Taliban in big attack on Afghan town, 53 killed
KANDAHAR, Afghanistan, May 18 (Reuters) Hundreds of Taliban insurgents launched an attack on a town in the southern Afghan province of Helmand, and 13 policemen and 40 Taliban were killed in hours of fighting, government officials said today.
Helmand's deputy governor, Amir Mohammad Akhundzada, said it was the biggest strike in the province by the hardline Islamists since they were driven from power in late 2001.
The Taliban have stepped up attacks on foreign and Afghan government forces in recent months as thousands more NATO peacekeepers arrive. Violence in parts of the country is the worst it has been since the end of their rule.
The attack on the the town of Mosa Qala, 470 km (300 miles) southwest of Kabul, was launched yesterday evening and the fighting went on until early today.

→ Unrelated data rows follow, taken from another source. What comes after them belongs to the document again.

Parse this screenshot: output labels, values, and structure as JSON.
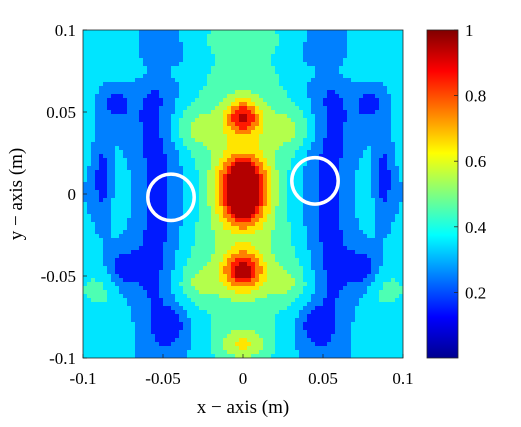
{
  "chart_data": {
    "type": "heatmap",
    "title": "",
    "xlabel": "x − axis (m)",
    "ylabel": "y − axis (m)",
    "xlim": [
      -0.1,
      0.1
    ],
    "ylim": [
      -0.1,
      0.1
    ],
    "x_ticks": [
      -0.1,
      -0.05,
      0,
      0.05,
      0.1
    ],
    "x_tick_labels": [
      "-0.1",
      "-0.05",
      "0",
      "0.05",
      "0.1"
    ],
    "y_ticks": [
      0.1,
      0.05,
      0,
      -0.05,
      -0.1
    ],
    "y_tick_labels": [
      "0.1",
      "0.05",
      "0",
      "-0.05",
      "-0.1"
    ],
    "colorbar": {
      "colormap": "jet",
      "range": [
        0,
        1
      ],
      "ticks": [
        1,
        0.8,
        0.6,
        0.4,
        0.2
      ],
      "tick_labels": [
        "1",
        "0.8",
        "0.6",
        "0.4",
        "0.2"
      ]
    },
    "contour_levels": 10,
    "description_of_field": "normalized intensity map with central vertical high-intensity lobe",
    "peaks": [
      {
        "x": 0.0,
        "y": 0.0,
        "value": 1.0
      },
      {
        "x": 0.0,
        "y": 0.045,
        "value": 0.82
      },
      {
        "x": 0.0,
        "y": -0.047,
        "value": 0.85
      },
      {
        "x": 0.0,
        "y": -0.092,
        "value": 0.5
      }
    ],
    "markers": [
      {
        "shape": "circle",
        "x": -0.045,
        "y": -0.002,
        "radius": 0.0145,
        "color": "#ffffff"
      },
      {
        "shape": "circle",
        "x": 0.045,
        "y": 0.008,
        "radius": 0.0145,
        "color": "#ffffff"
      }
    ]
  }
}
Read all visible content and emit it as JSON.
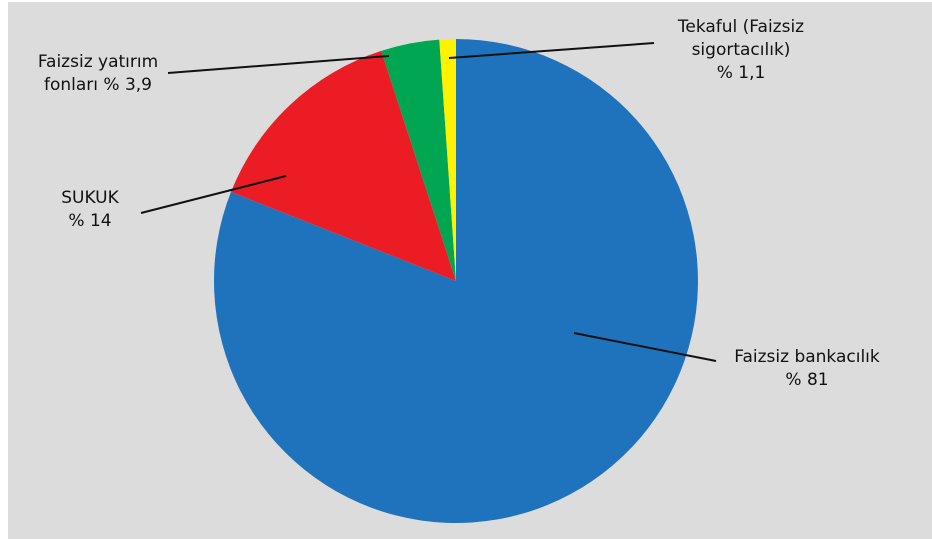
{
  "chart_data": {
    "type": "pie",
    "slices": [
      {
        "name": "Faizsiz bankacılık",
        "value": 81,
        "pct_label": "% 81",
        "color": "#1f73bd"
      },
      {
        "name": "SUKUK",
        "value": 14,
        "pct_label": "% 14",
        "color": "#ec1c24"
      },
      {
        "name": "Faizsiz yatırım fonları",
        "value": 3.9,
        "pct_label": "% 3,9",
        "color": "#00a651"
      },
      {
        "name": "Tekaful (Faizsiz sigortacılık)",
        "value": 1.1,
        "pct_label": "% 1,1",
        "color": "#fff200"
      }
    ],
    "labels": {
      "banking": [
        "Faizsiz bankacılık",
        "% 81"
      ],
      "sukuk": [
        "SUKUK",
        "% 14"
      ],
      "funds": [
        "Faizsiz yatırım",
        "fonları % 3,9"
      ],
      "takaful": [
        "Tekaful (Faizsiz",
        "sigortacılık)",
        "% 1,1"
      ]
    },
    "start_angle_deg": 0,
    "direction": "clockwise",
    "background": "#dcdcdd"
  }
}
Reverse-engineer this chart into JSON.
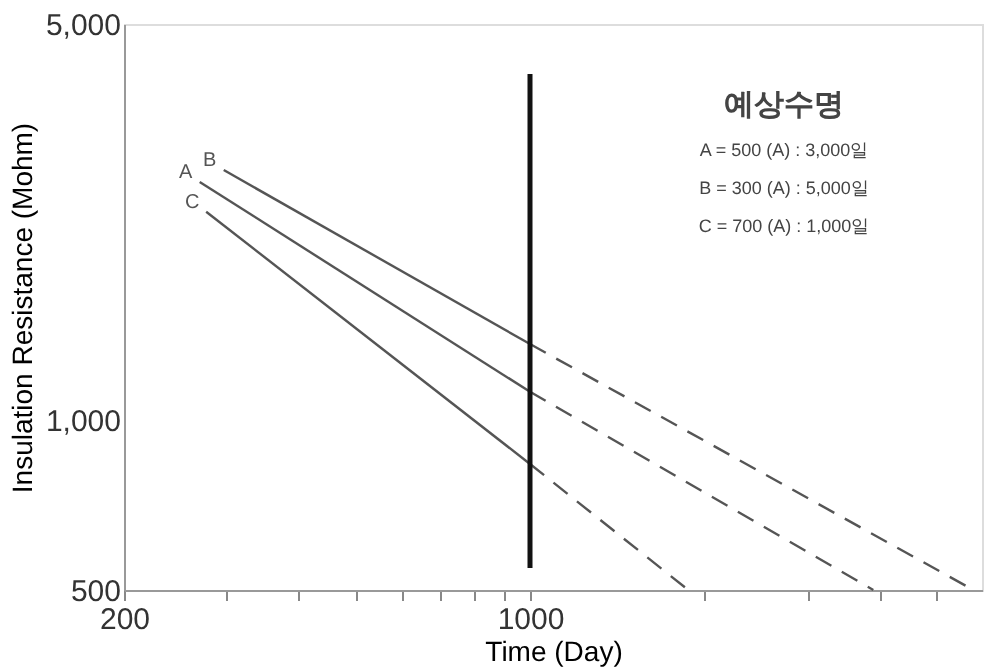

''Thirteen policemen were killed and six were injured,'' Interior Ministry spokesman Yousuf Stanizai said in a statement. ''Forty people on the enemy side were killed.'' In a separate incident, a suicide car bomber attacked a convoy in the generally peaceful western city of Herat, killing himself and an American civilian. A US embassy spokesman said he was a State Department contractor training Afghan police.
Another suicide bomber attacked a US military convoy near Ghazni town, 125 km southwest of the capital, Kabul, killing himself and a man on a motorcycle but causing no casualties among US troops, an Afghan army officer said.
The Taliban claimed responsibility for the Herat attack but there was no immediate claim for the second suicide blast.